Depois de uma segunda sessão plenária marcada por acesos debates, encerrada
às 21h30 na última quinta-feira (02/02), a maioria dos ministros do Supremo
Tribunal Federal reforçou a competência do Conselho Nacional de Justiça para
processar e punir magistrados. Por 6 votos a 5, a Corte manteve a validade do
núcleo da Resolução
135/11
do órgão de controle externo do Judiciário, objeto de ação de
inconstitucionalidade proposta pela Associação dos Magistrados Brasileiros, e
cuja liminar fora concedida pelo relator, ministro Março Aurélio, em dezembro
último.
A AMB contestava a competência "originária e concorrente" do CNJ nos
processos administrativos disciplinares e na a aplicação de quaisquer
penalidades previstas em lei, independentemente da iniciativa das corregedorias
dos tribunais (artigo 12 da Resolução
135).
Para o advogado da entidade dos juízes, Pavie Ribeiro, a matéria tratada na
resolução não estava dentre as competências constitucionais do CNJ, sendo "ou
matéria de competência privativa dos tribunais - quanto às penas de censura e
advertência - ou de competência privativa do legislador complementar (Lei
Orgânica da Magistratura)- quanto às penas de remoção disponibilidade e
aposentadoria".
Julgamento começou na quarta-feira e se estendeu até esta quinta-feira no STF
Negaram referendo à liminar concedida por Março Aurélio - no que se refere ao
principal artigo da resolução - os ministros Gilmar Mendes, Joaquim Barbosa,
Ayres Britto, Cármen Lúcia, Dias Toffoli e Rosa Weber. Ficaram vencidos, no todo
ou em parte, além de Março Aurélio, os ministros Luiz Fux, Ricardo Lewandowski,
Celso de Mello e Cezar Peluso.

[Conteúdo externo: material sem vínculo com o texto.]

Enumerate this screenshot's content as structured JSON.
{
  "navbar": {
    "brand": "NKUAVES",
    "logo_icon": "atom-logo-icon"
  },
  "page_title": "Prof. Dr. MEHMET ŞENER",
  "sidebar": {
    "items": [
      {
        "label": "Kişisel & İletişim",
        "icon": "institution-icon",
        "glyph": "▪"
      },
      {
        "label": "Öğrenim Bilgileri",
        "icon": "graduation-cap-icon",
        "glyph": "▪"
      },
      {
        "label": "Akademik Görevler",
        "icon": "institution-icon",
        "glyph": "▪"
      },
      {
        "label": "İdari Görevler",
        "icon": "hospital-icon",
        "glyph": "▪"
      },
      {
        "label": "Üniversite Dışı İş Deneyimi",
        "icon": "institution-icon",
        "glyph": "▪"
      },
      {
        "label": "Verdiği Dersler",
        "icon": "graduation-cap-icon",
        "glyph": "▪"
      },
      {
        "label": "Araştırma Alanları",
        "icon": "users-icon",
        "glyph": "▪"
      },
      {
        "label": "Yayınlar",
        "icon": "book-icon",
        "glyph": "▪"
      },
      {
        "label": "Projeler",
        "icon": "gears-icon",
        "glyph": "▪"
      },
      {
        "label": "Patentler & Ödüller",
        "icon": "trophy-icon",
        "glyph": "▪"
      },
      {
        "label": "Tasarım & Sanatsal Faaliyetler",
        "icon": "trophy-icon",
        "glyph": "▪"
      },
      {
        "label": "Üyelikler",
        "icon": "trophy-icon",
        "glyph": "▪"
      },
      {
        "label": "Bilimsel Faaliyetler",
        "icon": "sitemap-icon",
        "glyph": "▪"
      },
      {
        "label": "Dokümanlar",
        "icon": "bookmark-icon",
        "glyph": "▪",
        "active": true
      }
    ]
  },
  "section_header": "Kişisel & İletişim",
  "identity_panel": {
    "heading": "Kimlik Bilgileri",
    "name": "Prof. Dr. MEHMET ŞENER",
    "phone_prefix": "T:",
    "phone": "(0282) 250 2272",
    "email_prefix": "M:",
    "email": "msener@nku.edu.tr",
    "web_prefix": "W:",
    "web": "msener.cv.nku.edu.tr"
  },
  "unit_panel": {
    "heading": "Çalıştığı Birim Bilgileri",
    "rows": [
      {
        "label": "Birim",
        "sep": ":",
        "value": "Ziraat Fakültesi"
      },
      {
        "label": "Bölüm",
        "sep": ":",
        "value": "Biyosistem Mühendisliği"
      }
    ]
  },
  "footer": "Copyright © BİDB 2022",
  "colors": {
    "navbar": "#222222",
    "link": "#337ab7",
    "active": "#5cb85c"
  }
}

Eles defendiam o ponto de vista de que o CNJ tem,
sim, pela
Constituição,
o poder de avocar processos disciplinares em curso nos tribunais, mas que devia,
pelo menos, dar as razões pelas quais tomava tais iniciativas, em respeito ao
princípio da subsidiariedade
Estreia
Na sua efetiva estréia em plenário, a ministra Rosa Weber ressaltou, em seu
voto, que a Emenda Constitucional
45/2004,
ao criar o CNJ, teve por objetivo "conferir novos arranjos a desenhos
constitucionais desgastados e inócuos a seus fins". A seu ver, não se pode falar
em usurpação da competência dos tribunais e do Legislativo quando - não estando
ainda em vigor o novo Estatuto da Magistratura - o CNJ regulamenta matérias até
então sediadas na Lei Orgânica da Magistratura (
Loman)
e nos regimentos internos dos tribunais.
Ela acrescentou que na resolução do CNJ em julgamento não houve "quebra ou
risco de quebra do Pacto Federativo". E concluiu que a Resolução
135
foi editada dentro dos limites da competência constitucional do CNJ, que é
"originária e concorrente, e não apenas supletiva e subsidiária", quando se
trata de procedimento administrativo disciplinar. Além disso, considerou que as
iniciativas correcionais do CNJ independem de motivação expressa.
Enfáticos
Os ministros mais enfáticos na defesa da intervenção mais drástica do CNJ e
de sua Corregedoria Nacional nas corregedorias dos tribunais foram Gilmar
Mendes, Ayres Britto e Joaquim Barbosa.
O primeiro - que já presidiu o CNJ quando presidia o STF - chegou a afirmar
que "até as pedras sabem que as corregedorias dos tribunais não funcionam quando
se trata de investigar os desembargadores". Joaquim Barbosa defendeu a "absoluta
primazia" do CNJ no controle do Poder Judiciário, já que qualquer órgão com
poder de atuar "de ofício" não pode ser "subsidiário" ou "supletivo". Ayres
Britto afirmou que "o CNJ não pode ser visto como um problema, mas como uma
solução para o bem do Judiciário".
De nada valeram as observações do atual presidente do STF e do CNJ, Cezar
Peluso, de que a função do órgão de controle externo do Judiciário não é "acabar
com as corregedorias (dos tribunais), mas remediar a situação daquelas que não
funcionam como deviam".
Julgamentos sigilosos
No início da sessão desta quinta-feira, ao analisar outros dispositivos da
Resolução
135
do CNJ, o STF rejeitou, com base no voto do relator, a pretensão da AMB de
invalidar o artigo 20 da Resolução
135
que tornou públicos os julgamentos dos processos administrativos disciplinares
contra juízes e desembargadores em vias de serem advertidos ou censurados.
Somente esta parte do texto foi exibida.